For the past ten years, we have been investing in sustainable agriculture to support our suppliers in adopting good practices. We have achieved tremendous progress but to really stop soil decline, preserve water resources, protect biodiversity, increase climate resilience and improve livelihoods, we know we need to do more.
This is why today we are announcing our Regenerative Agriculture Principles, a new approach to farming that works in harmony with nature to ensure the long-term viability and resilience of land.
As Dave Ingram, Unilever’s Chief Procurement Officer, says: “The ingredients for most Unilever products come from nature, so the future of our business is inextricably linked to the preservation and regeneration of natural environments. Initiatives like this do more than just benefit the planet. To be considered successful, they should also benefit and improve the livelihoods of our farmers, their families and surrounding communities, creating a cycle of prosperity on our journey to make sustainable living commonplace.”

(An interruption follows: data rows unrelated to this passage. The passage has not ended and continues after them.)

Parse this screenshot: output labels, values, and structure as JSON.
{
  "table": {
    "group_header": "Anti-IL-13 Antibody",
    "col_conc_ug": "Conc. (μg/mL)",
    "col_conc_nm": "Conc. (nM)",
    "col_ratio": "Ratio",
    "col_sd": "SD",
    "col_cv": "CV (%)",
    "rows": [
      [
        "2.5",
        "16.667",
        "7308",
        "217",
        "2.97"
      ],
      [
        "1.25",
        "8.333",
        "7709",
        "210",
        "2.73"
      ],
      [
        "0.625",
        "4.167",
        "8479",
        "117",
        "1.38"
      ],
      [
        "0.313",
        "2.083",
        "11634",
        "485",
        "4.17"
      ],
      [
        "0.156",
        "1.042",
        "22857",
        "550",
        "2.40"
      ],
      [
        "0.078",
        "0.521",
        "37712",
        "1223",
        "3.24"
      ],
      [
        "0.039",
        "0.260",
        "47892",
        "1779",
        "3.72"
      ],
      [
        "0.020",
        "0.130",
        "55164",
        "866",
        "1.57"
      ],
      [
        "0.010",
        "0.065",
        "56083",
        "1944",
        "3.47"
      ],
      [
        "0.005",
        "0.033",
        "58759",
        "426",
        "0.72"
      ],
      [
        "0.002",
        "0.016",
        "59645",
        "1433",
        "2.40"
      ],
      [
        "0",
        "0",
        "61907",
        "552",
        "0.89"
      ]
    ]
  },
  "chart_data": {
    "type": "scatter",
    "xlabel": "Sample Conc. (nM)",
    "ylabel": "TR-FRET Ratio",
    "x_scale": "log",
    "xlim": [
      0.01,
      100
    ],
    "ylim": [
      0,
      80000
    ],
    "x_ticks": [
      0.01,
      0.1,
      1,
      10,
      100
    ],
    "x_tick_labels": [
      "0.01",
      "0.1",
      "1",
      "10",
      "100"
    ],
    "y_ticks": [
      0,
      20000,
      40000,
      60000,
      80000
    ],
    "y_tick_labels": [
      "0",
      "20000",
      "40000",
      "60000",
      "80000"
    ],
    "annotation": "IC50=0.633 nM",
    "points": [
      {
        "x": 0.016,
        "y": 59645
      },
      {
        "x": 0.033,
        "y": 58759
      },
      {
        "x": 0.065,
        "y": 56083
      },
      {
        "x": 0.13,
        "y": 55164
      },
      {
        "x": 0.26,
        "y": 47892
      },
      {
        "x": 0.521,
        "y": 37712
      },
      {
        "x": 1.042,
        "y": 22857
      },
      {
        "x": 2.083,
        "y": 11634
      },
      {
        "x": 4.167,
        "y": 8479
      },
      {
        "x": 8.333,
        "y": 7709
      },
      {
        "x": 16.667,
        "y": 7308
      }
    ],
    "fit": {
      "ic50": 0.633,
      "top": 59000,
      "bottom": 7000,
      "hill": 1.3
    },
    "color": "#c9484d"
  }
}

Regenerative agriculture: taking things to a whole new level
In 2010, we introduced our Sustainable Agriculture Code, which has been the North Star for our sustainable sourcing programme and an important guide to sustainable farming for hundreds of thousands of suppliers, smallholders and farmers.
Building on that as a foundation, we are now adding a new layer of practices that aim to work with nature to regenerate it. Our Regenerative Agriculture Principles outlines the five priority areas we believe are in most urgent need of action and where we can achieve the biggest impact.
Putting the theory into action
To achieve the scale and pace of change we need to see, we will work with farmers, suppliers and partners on programmes across different geographies. We’ll prioritise our key crops – which include dairy, vegetables, grains, palm oil, soy, paper and board, coconut, cocoa and tea – because of their impact on land and their contribution to our greenhouse gas or human footprint. Here are just a few examples of programmes already underway.
From ‘do less harm’ to ‘do more good’
We will continue to advocate for and lead the transformation of global supply chains towards more sustainable and regenerative models. This requires businesses like ours to work with governments and civil society to achieve sustainable development and make sustainable living commonplace.
As Hanneke Faber, President of our Foods & Refreshment division, says: “It is not enough for us to do less harm. We’re now seeking out opportunities to do more good. With our scale and influence, we have a crucial role to play in leading the systemic change our planet is crying out for.”